Благолепно и без торопливости совершался чин отпевания. После печального напева «Вечная память» . . . наступило молчание, точно никто не решался подойти, чтобы поднять гроб Святейшего и нести на место последнего упокоения.

И вдруг, среди мертвой тишины раздались слова, кажется, ничего в себе не заключавшие, но которые по своей непосредственности и искренности дали выход общему чувству. Полились слезы ...

На амвон вышел один из епископов. Он не говорил. надгробного слова, он сделал, так сказать, административное распоряжение:

«Сегодня мы погребаем одиннадцатого Патриарха Bcepoccийского Тихона. На похороны его собралась почти вся Москва. И я обращаюсь к вам с просьбой, которая безусловно должна быть выполнена. Дело в том, что весь монастырский двор переполнен народом. Ворота закрыты и в монастырь больше никого не пускают. Bсe, прилегающие к монастырю площади и улицы запружены народом. Вся ответственность за соблюдение порядка лежит на мне.

При таком скоплении народа малейшее нарушение дисциплины может вызвать катастрофу. Прошу, не омрачайте великого исторического момента, который мы сейчас переживаем с вами. Первым выйдет отсюда духовенство, потом епископы вынесут Святейшего. Пойдут только священнослужители: в облачениях, все остальные останутся на местах . . . Никто не сойдет с места, пока вам не скажут. Вы должны это исполнить безусловно в память нашего Святейшего Отца и Патриарха.

{123} И я знаю, что Вы это сделаете и не омрачите ничем этих исторических минут ...»

Далее он подчеркнул единение, всегда царствовавшее между Патриархом и паствой.

В заключение он предложил присутствующим пропеть. «Осанна». Песнопение было подхвачено многотысячной толпой.

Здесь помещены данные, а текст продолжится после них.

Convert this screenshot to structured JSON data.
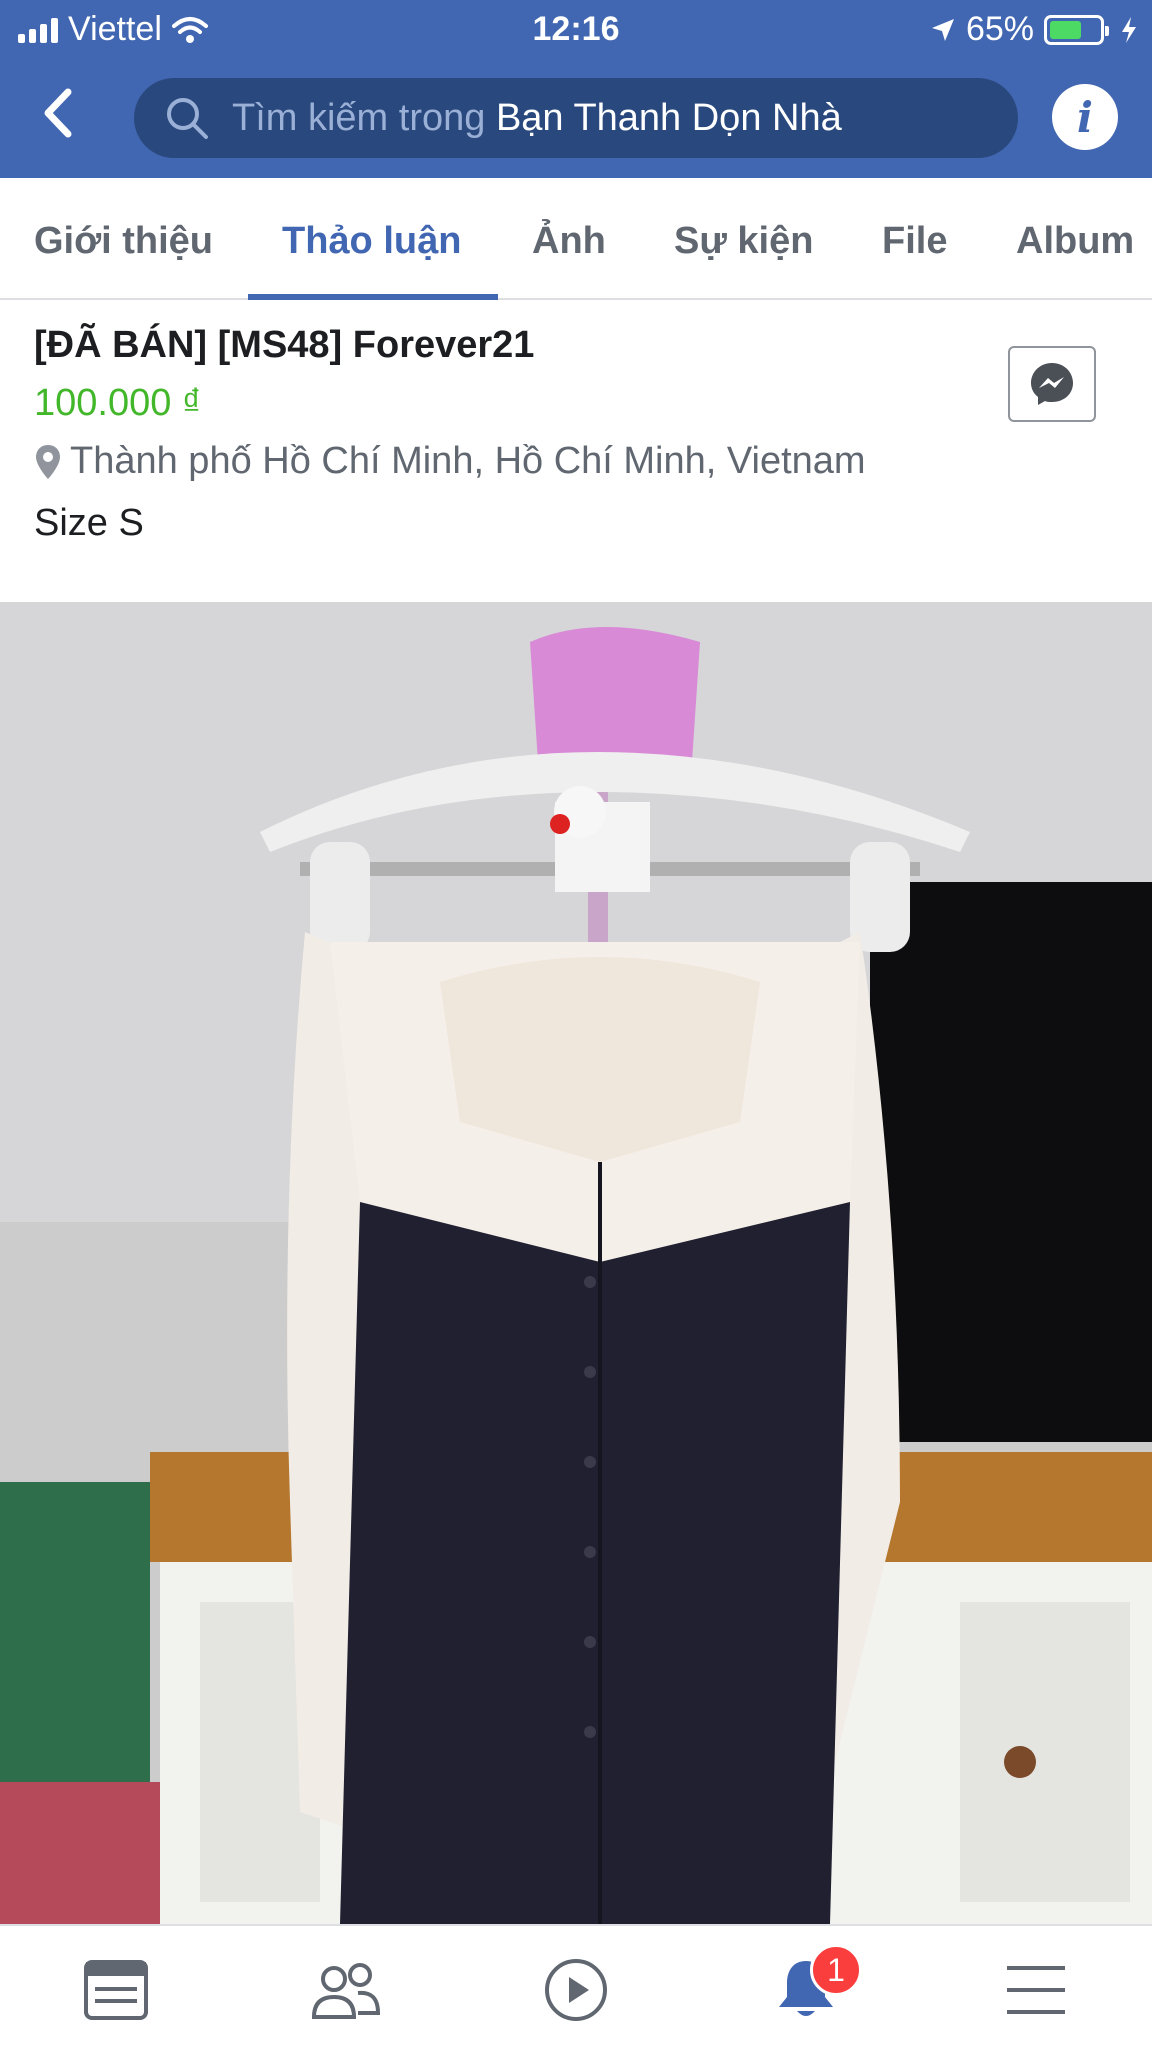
{
  "status_bar": {
    "carrier": "Viettel",
    "time": "12:16",
    "battery_percent": "65%",
    "battery_level": 0.65,
    "icons": [
      "signal-icon",
      "wifi-icon",
      "location-arrow-icon",
      "battery-icon",
      "charging-icon"
    ]
  },
  "header": {
    "search_placeholder": "Tìm kiếm trong",
    "search_group": "Bạn Thanh Dọn Nhà",
    "icons": [
      "back-icon",
      "search-icon",
      "info-icon"
    ]
  },
  "tabs": [
    {
      "label": "Giới thiệu",
      "active": false
    },
    {
      "label": "Thảo luận",
      "active": true
    },
    {
      "label": "Ảnh",
      "active": false
    },
    {
      "label": "Sự kiện",
      "active": false
    },
    {
      "label": "File",
      "active": false
    },
    {
      "label": "Album",
      "active": false
    }
  ],
  "post": {
    "title": "[ĐÃ BÁN] [MS48] Forever21",
    "price": "100.000 ₫",
    "location": "Thành phố Hồ Chí Minh, Hồ Chí Minh, Vietnam",
    "description": "Size S",
    "icons": [
      "location-pin-icon",
      "messenger-icon"
    ]
  },
  "bottom_nav": {
    "items": [
      "news-feed-icon",
      "groups-icon",
      "watch-icon",
      "notifications-icon",
      "menu-icon"
    ],
    "notification_badge": "1"
  },
  "colors": {
    "brand": "#4267b2",
    "search_bg": "#29487d",
    "price_green": "#42b72a",
    "badge_red": "#fa3e3e"
  }
}
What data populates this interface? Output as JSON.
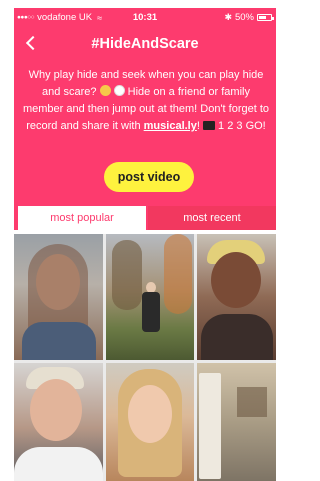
{
  "status_bar": {
    "carrier": "vodafone UK",
    "time": "10:31",
    "battery": "50%"
  },
  "header": {
    "title": "#HideAndScare",
    "description_parts": {
      "line1": "Why play hide and seek when you can play hide and scare?",
      "line2": "Hide on a friend or family member and then jump out at them! Don't forget to record and share it with",
      "link": "musical.ly",
      "line3": "! ",
      "countdown": "1 2 3 GO!"
    },
    "post_button": "post video"
  },
  "tabs": [
    {
      "label": "most popular",
      "active": true
    },
    {
      "label": "most recent",
      "active": false
    }
  ],
  "colors": {
    "accent": "#fd3b6e",
    "button": "#fef23e"
  },
  "icons": [
    "back-icon",
    "wifi-icon",
    "bluetooth-icon",
    "battery-icon"
  ],
  "videos": [
    {
      "position": "top-left"
    },
    {
      "position": "top-center"
    },
    {
      "position": "top-right"
    },
    {
      "position": "bottom-left"
    },
    {
      "position": "bottom-center"
    },
    {
      "position": "bottom-right"
    }
  ]
}
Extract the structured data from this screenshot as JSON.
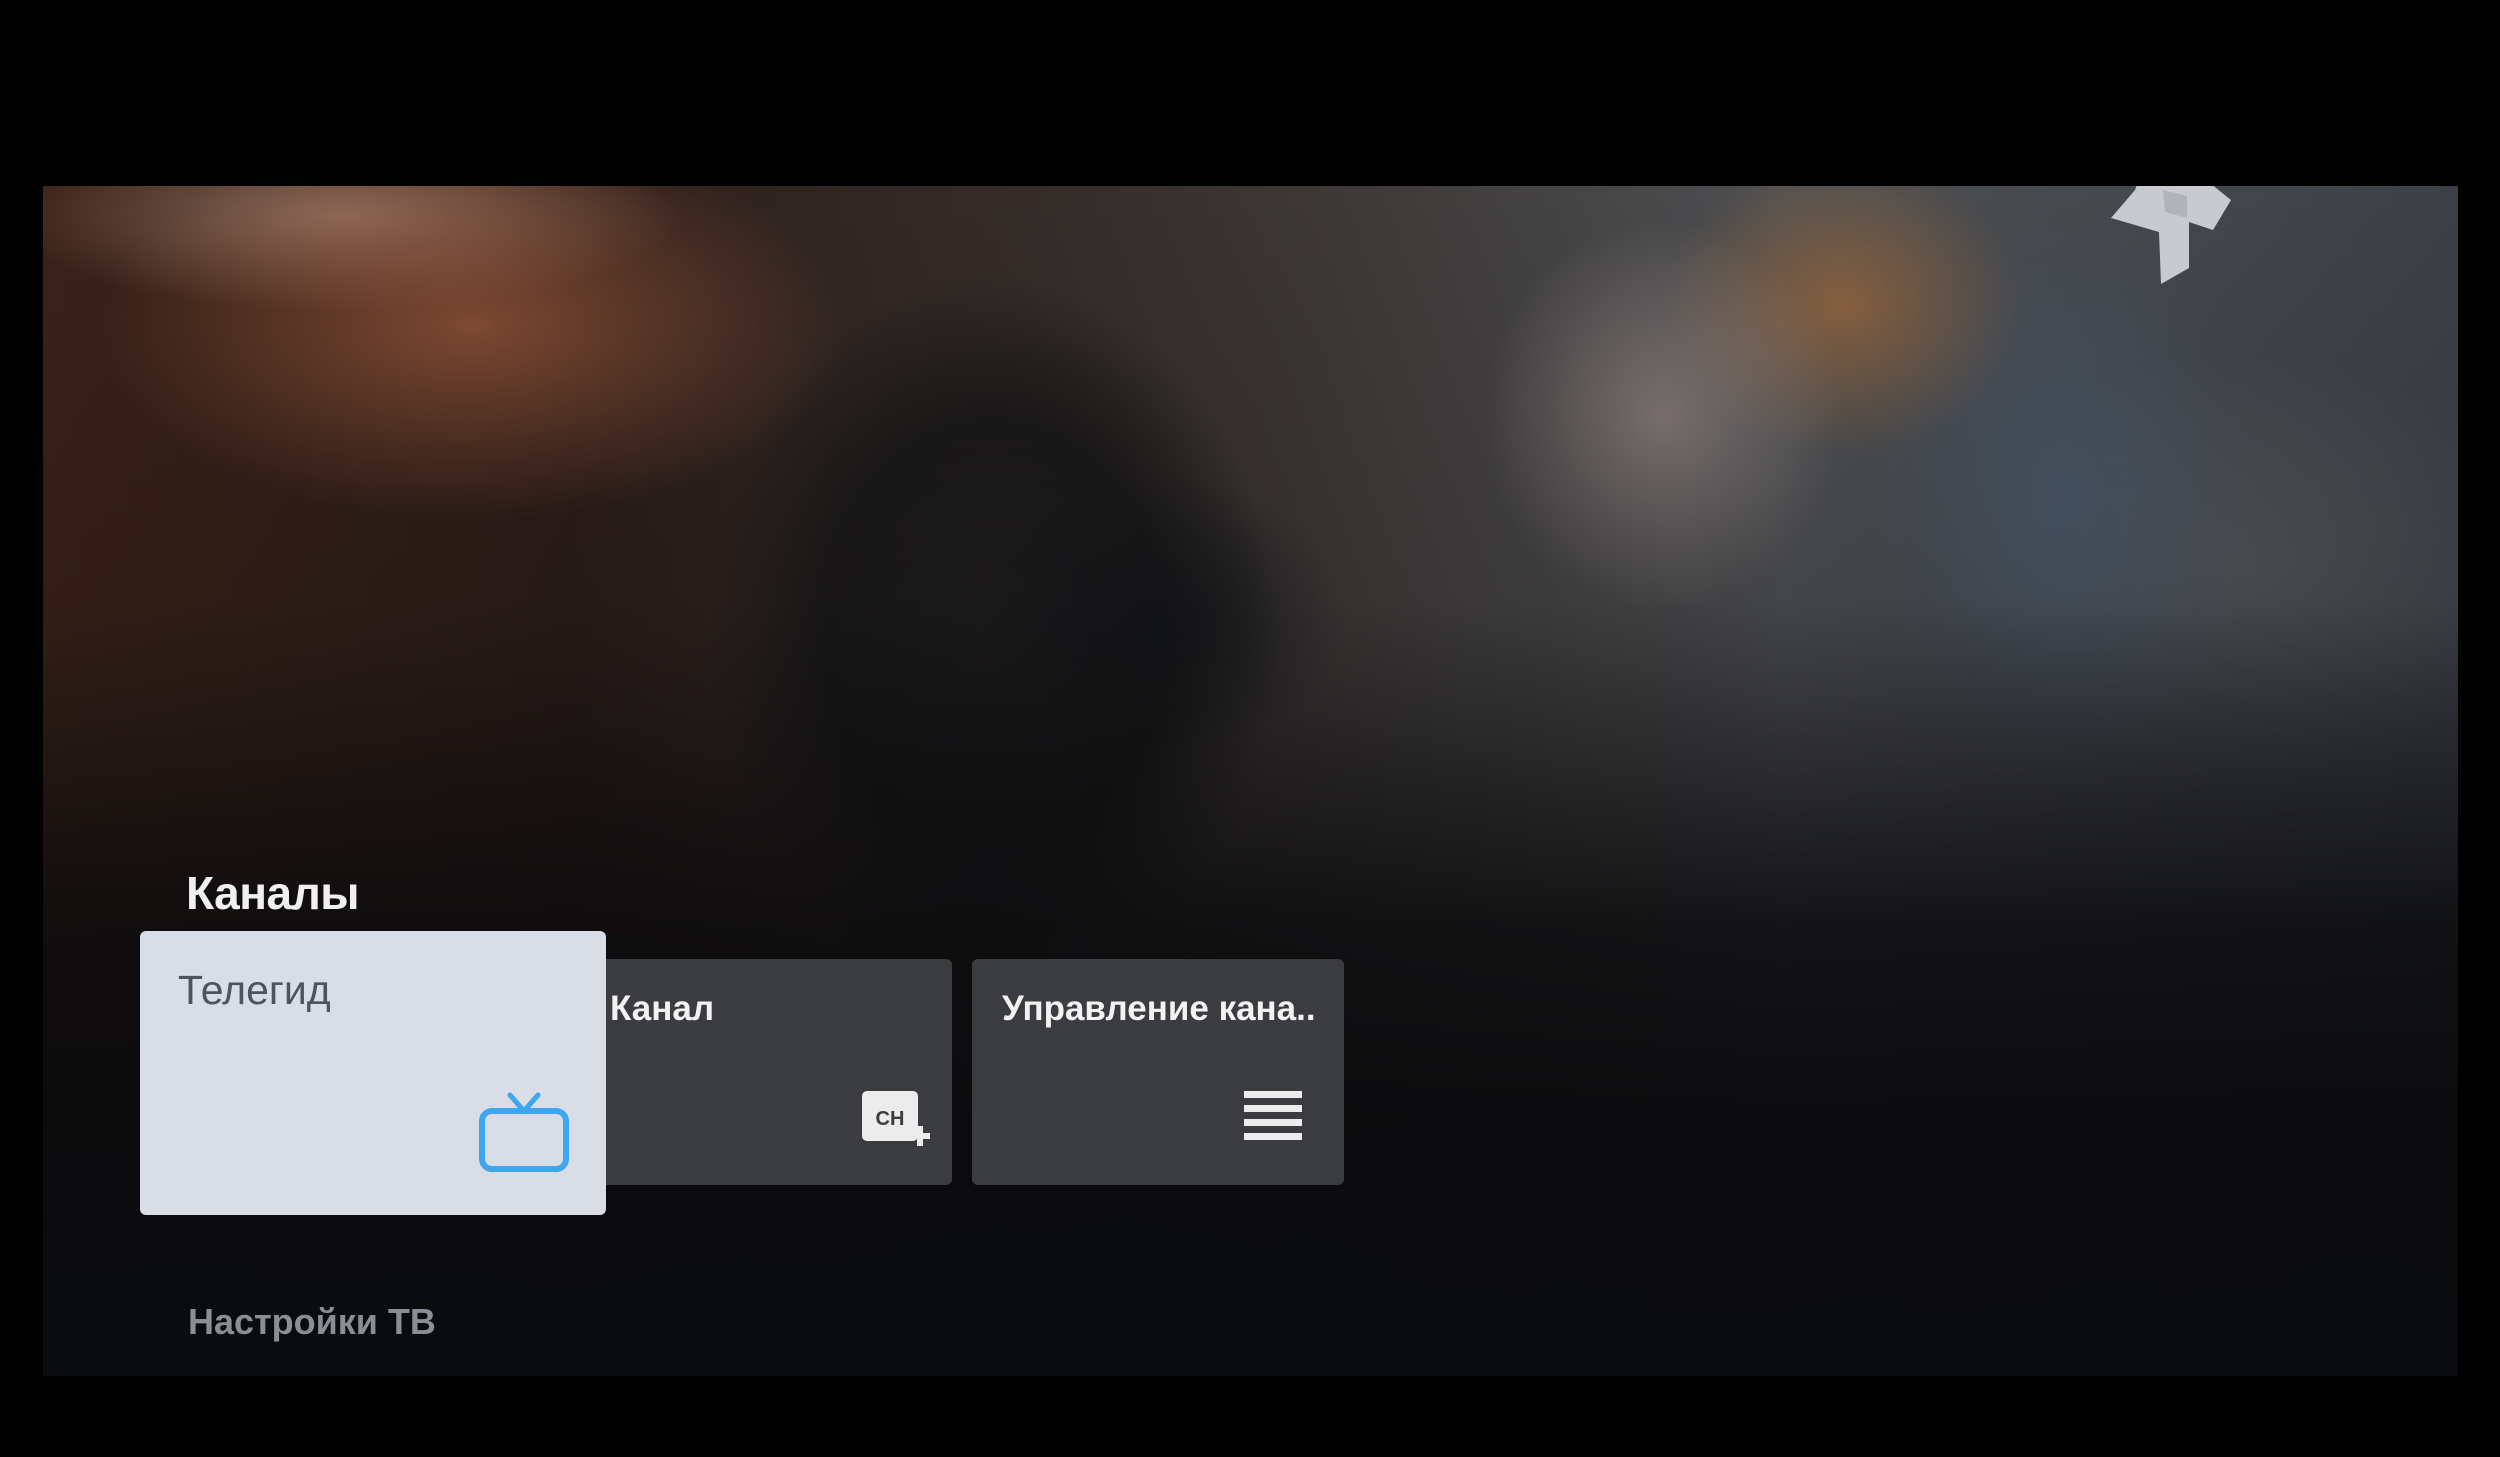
{
  "section": {
    "title": "Каналы"
  },
  "cards": [
    {
      "label": "Телегид",
      "icon": "tv-icon",
      "focused": true
    },
    {
      "label": "Канал",
      "icon": "add-channel-icon",
      "icon_text": "CH"
    },
    {
      "label": "Управление кана..",
      "icon": "list-menu-icon"
    }
  ],
  "settings": {
    "label": "Настройки ТВ"
  },
  "colors": {
    "focused_card_bg": "#d8dde6",
    "card_bg": "#3a3c40",
    "accent_icon": "#3ea6ef"
  }
}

Лес хоругвей двинулся к выходу. За ним, по четыре человека в ряд, выходили священники. На открытой площадке перед собором стояли носилки, на которые будет поставлен. гроб. Кругом толпился народ, а около самых ступеней множество фотографов, направивших свои аппараты на носилки.

Когда я подошел к ступеням то с высоты площадки мне представилось необыкновенно грандиозное зрелище: весь громадный двор монастыря был полон народом, стоявшим также тесно, как в многолюдном храме в пасхальную заутреню. Монастырские стены, башни, крыши домов, деревья и памятники - все было покрыто народом.

Сквозь арку громадных монастырских ворот видна была уходящая вдаль улица - там стояла такая же густая толпа, как и во двор монастыря.

Принимая во внимание необыкновенную обширность монастырского двора, можно с уверенностью сказать, что в ограде. монастыря было не менее 300.000 человек, а на площадях и прилегающих улицах, может быть, еще больше.

Отовсюду лился трезвон всех московских церквей.

Медленно двигались мы, (т. е., участвующее духовенство) по направлению к воротам и остановились при поворот на левую дорожку.

Вдруг вся толпа притихла. Шум и говор смолкли, кажется, слышно, как муха пролетит, я оглянулся. На высокой площадке перед собором стоял с поднятой рукой епископ. Он повторил слова сказанные в храме.

Из собора показалось шествие. Архиереи в белых облачениях и золотых митрах несли гроб Святейшего Патриарха. Пение хора сливалось с трезвоном колоколов: гроб был поставлен на носилки. При пении «Вечная память» . . . носилки были подняты и весь народ, вся громада подхватила песнопение, как только процессия двинулась...

Сам народ устроил цепь. Ни толкотни, ни давки. Кому-то сделалось дурно. Но народ остался на месте и только быстро по цепи передалось известие в санитарный пункт. Медицинский отряд тотчас прибыл для оказания помощи.

{124} Согласно воле почившего, перед самым погребением гроб Патриарха был внесен в его келию, где он столько пережил, столько выстрадал.

Затем процессия двинулась к так вызываемому «теплому храму», где была приготовлена могила. В темные двери вошли архиереи, и двери за гробом закрылись. Все утихло. В молчании стоял крестный ход перед закрытыми дверями храма. Там происходила лития. Но вот раздалось пение: «Вечная память» . . .

Это гроб Святейшего Патриарха Тихона опускали в могилу. Печальный перезвон колоколов точно плакал над раскрытой могилой последнего Патриарха.

Вслед за духовенством, народ устремился к большому собору, и целовал место, где стоял гроб усопшего.

С монастырской стены народ благословил Уральский Митрополит Тихон.

В стене над могилой вделан большой дубовый крест с надписью:

«Тихон, Святейший Патриарх Московский и всей России. 25 марта с. с. 1925 года».